Tuesday, November 26, 2013

Post Grad School Career Blues

Every morning I wake up to, and snooze away a minimum of three alarms for approximately an hour and half. I like to be dreadfully prepared for the impending torture of rolling out of bed at 7am to go to my first job of the day. My first thought is always something like: "what am I really doing with my life, and why in God's name did I get a Master's degree in English." Yup. Every morning starts with this drudgery as I slug through the motions of entering into another mundane day of passing the hours to earn that mediocre pay check that drops straight into my bottomless bucket of lifetime school debt.

So maybe I should start looking for that "real job--" you know, the one that if I'm lucky enough to get contracted in as a full-time regular employee for a minimum of another decade of my life then my student loans will be graciously forgiven by our oh so loving government?
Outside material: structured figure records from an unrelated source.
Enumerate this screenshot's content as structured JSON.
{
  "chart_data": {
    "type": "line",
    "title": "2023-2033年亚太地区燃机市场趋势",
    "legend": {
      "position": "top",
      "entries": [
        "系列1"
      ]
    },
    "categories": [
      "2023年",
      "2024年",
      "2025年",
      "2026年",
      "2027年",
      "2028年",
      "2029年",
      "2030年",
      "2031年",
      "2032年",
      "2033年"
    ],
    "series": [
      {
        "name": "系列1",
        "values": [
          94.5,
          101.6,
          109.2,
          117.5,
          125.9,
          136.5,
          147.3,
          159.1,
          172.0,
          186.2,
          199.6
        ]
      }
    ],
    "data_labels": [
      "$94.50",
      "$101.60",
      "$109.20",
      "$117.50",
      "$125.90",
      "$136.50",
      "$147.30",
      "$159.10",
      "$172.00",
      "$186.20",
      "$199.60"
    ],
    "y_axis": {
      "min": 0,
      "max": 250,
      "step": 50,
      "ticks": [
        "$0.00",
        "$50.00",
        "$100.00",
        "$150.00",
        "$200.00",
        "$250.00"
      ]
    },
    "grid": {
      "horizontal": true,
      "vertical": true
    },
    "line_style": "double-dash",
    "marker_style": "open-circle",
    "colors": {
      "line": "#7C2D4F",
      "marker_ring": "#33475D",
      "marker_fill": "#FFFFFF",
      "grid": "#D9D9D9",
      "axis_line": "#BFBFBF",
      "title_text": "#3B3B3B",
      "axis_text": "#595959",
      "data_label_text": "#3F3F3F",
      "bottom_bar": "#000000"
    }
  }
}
Yeah. That's the job I need. There are only so many of them, and with the drastic decline in education jobs and the ever so hefty increase of academic prostitution through adjunct positions, the blood wrenching fight to the death over full-time professorship wages war on the state of sanity and survival of our kind. They might as well put us on a reality show and watch as we put on our dance and song to a room full of lazy, self-entitled students just waiting to rip apart our professor reviews, and lay bid to which of us they think can most likely survive the world of academia.

You've got to keep an open mind if you want to stay in the teaching profession. You're certainly not going to make a lot of money, and to be frank, none of us every really chose this career for the money, but you do have to be willing to make the move if you want to get the job. Keep in mind, with the median salary nationwide at about 40k, the struggle to move, pay for new license, that by the way may require yet more testing, and lose state funded retirement, the options from the start are largely against you. But it's not just budget cuts and an unwillingness for employers to pay for health insurance that's going to make it hard to find that nice ailing job that promises to one day forgive your student debt--it's Affirmative Action--AKA Unequal Opportunity Employment.

I've broadened my search for a job in teaching, academia, and university/college life to a sprawling nationwide endeavor. I'll move--I get it. I may need to spread my little Charleston wings and fly to new parts in order to get one of these coveted positions. As with finding any job, finding a teaching job--not even the perfect teaching job anymore--is entirely strenuous and lengthy. But a new set of questions have plagued my process.

Am I a minority?--"hmmmm, let me think. Does that 1/32nd Cherokee blood count here? If I check yes, will someone come after me and card me?"

Did you grow up in a low socio-economic environment?--"Well, I was middle class. I was always taken care of and had my needs met, but I never got big extras like a fully paid tuition. So , I guess no. No, I wasn't under privileged."

Were you the first generation of college graduates in your family? "Damn. No. I can't get any of these questions right. How could I have not grown up in poverty?!"

womp. womp. womp. "I'm sorry Ms. Lightner, while you do appear to be a qualified candidate, our institution is trying to increase the number of professional minorities and those coming from a low socio-economic status in order that we might better match the demographics of our school and bridge that ever, nagging achievement gap. We do appreciate your desire and passion to teach urban children and adults, but you're just too white, middle class for us."

I will be the first to proclaim it to anyone that cares, that I love my urban, diverse population of students, and I'm pretty sure they love me too. Teaching is never an easy task, no matter the demographic--but it's something about city school students that makes them vulnerable towards learning--there is a realness in them that I have never found in any other classroom, and I'm pretty sure I'd ask for these students over a class full of rich, self-indulged hipsters any day. Far be it for some educational coorporation to disuade passionate teachers from applying to jobs because they don't meet an asthetic and class restriction.

But as I come home at 8:45 pm from my second job--an arm full of papers and annotated bibliographies, I question whether I will ever get the joy of doing this job full-time. Being there for that crazy urban demographic, despite my incontestable whiteness, is what makes the bottomless bucket of student debt worth it. Yet alas, I'll climb into my bed and fall asleep checking my student's sources to make sure they are fully legit, and I'll get up the next morning, just as all mornings before them and wonder why I got that damn English degree.